Bugün kabul edilen Avrupa Birliği (AB) Komisyonu 2013 Türkiye İlerleme Raporu'nda Türkiye'nin en çok eleştiri aldığı konulardan biri ifade özgürlüğü oldu. Türkiye'de yaygın medyanın Gezi direnişine suskunluğunu vurgulayan rapor birçok gazetecinin de bu süreçte işsiz kaldığını belirtiyor.
2013 Türkiye İlerleme Raporu'nda yer alan ifade özgürlüğü eleştirileri şöyle:
Basın özgürlüğü
* Kürt ve Ermeni meselesindeki birçok noktanın bir kısım Türkiye medyasında tabu olmaya devam ediyor.

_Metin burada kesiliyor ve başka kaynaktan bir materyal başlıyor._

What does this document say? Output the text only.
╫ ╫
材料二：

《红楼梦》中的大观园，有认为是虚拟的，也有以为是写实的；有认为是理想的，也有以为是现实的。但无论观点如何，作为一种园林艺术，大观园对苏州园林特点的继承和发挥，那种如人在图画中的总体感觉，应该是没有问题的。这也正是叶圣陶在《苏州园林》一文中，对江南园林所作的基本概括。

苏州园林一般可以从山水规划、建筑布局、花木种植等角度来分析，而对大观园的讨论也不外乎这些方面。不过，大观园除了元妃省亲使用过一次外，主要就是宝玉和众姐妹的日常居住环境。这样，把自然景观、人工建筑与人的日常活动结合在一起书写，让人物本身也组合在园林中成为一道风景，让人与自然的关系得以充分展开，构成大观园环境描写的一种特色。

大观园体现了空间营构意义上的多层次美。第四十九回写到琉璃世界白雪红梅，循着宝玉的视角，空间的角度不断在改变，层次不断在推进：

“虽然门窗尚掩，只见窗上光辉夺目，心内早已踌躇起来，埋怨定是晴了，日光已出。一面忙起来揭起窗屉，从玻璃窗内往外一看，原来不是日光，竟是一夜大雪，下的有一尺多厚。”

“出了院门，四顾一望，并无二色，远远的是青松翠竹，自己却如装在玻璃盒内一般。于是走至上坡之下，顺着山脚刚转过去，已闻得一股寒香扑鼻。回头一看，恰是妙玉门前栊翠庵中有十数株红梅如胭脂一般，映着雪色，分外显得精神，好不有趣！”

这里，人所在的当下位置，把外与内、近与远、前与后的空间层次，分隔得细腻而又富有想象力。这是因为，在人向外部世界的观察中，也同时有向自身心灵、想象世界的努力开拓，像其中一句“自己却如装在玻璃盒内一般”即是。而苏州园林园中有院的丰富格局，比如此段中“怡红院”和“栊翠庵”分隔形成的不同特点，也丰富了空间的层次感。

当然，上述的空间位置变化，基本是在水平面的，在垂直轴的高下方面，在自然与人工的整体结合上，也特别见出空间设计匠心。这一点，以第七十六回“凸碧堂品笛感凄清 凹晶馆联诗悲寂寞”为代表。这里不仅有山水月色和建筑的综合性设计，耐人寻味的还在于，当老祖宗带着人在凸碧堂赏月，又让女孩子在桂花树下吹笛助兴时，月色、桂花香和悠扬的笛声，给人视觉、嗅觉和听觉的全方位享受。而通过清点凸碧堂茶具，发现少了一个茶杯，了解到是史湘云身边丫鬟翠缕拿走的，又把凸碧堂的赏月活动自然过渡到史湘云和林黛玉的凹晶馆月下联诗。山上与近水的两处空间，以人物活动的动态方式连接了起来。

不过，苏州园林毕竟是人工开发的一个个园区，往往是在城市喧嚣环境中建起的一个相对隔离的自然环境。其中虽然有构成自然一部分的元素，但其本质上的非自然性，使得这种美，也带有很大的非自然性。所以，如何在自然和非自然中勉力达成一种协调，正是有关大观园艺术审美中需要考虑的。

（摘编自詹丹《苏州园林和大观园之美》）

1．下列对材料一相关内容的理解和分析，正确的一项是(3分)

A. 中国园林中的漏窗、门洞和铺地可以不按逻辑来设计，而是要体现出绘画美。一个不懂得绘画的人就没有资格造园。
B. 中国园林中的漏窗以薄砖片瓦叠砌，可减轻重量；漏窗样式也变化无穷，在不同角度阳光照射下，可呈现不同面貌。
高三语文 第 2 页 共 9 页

Kürtçe bir nebze normalleşmekle birlikte hala daha onlarca Kürt medyası çalışanının tutuklu, onlarca avukat, öğrenci, yazar ve Kürt sorunu üzerine çalışan gazeteci hakkında soruşturma açıldı.
* Muhalif gazetecilere yönelik soruşturmalar basın özgürlüğünü kısıtlıyor, devlet yetkililerinin açıklamaları ile farklı alanlarda da iş sahibi olan medya sahipleri otosansürü arttırdı. Gezi direnişinde pek çok medya organı protestolara sessiz kalırken, protestolara ilişkin eleştirel yazı yazan ve haber yapanlar işsiz kaldı.
Yargı
* 3. Yargı Paketi ile binlerce yayının üzerindeki yasağın kalktı. 4. Yargı Paketi olumlu olmakla birlikte paketin Avrupa standartlarına uyumlu bir şekilde uygulanmasıyla ifade özgürlüğünün genişleyecektir.
* Öldürülen Agos Gazetesi Genel Yayın Yönetmeni Hrant Dink'in de yargılandığı "Türklüğe hakaret" maddesi olan TCK 301. Madde hala kaldırılmadı.
* "Toplumun bir kesimi tarafından benimsenmiş dini değerleri aşağılamak" suçuyla piyanist Fazıl Say'ın 10 ay hapis cezasına çarptırıldı.
Sosyal medya ve internet özgürlüğü
* Binlerce internet sitesine Telekomünikasyon İletişim Başkanlığı tarafından erişiminin engellendi, devlet yetkilileri Gezi direnişi sürecinde pek çok defa sosyal medyanın toplumu tehdit ettiği yönünde açıklamalar yaptı.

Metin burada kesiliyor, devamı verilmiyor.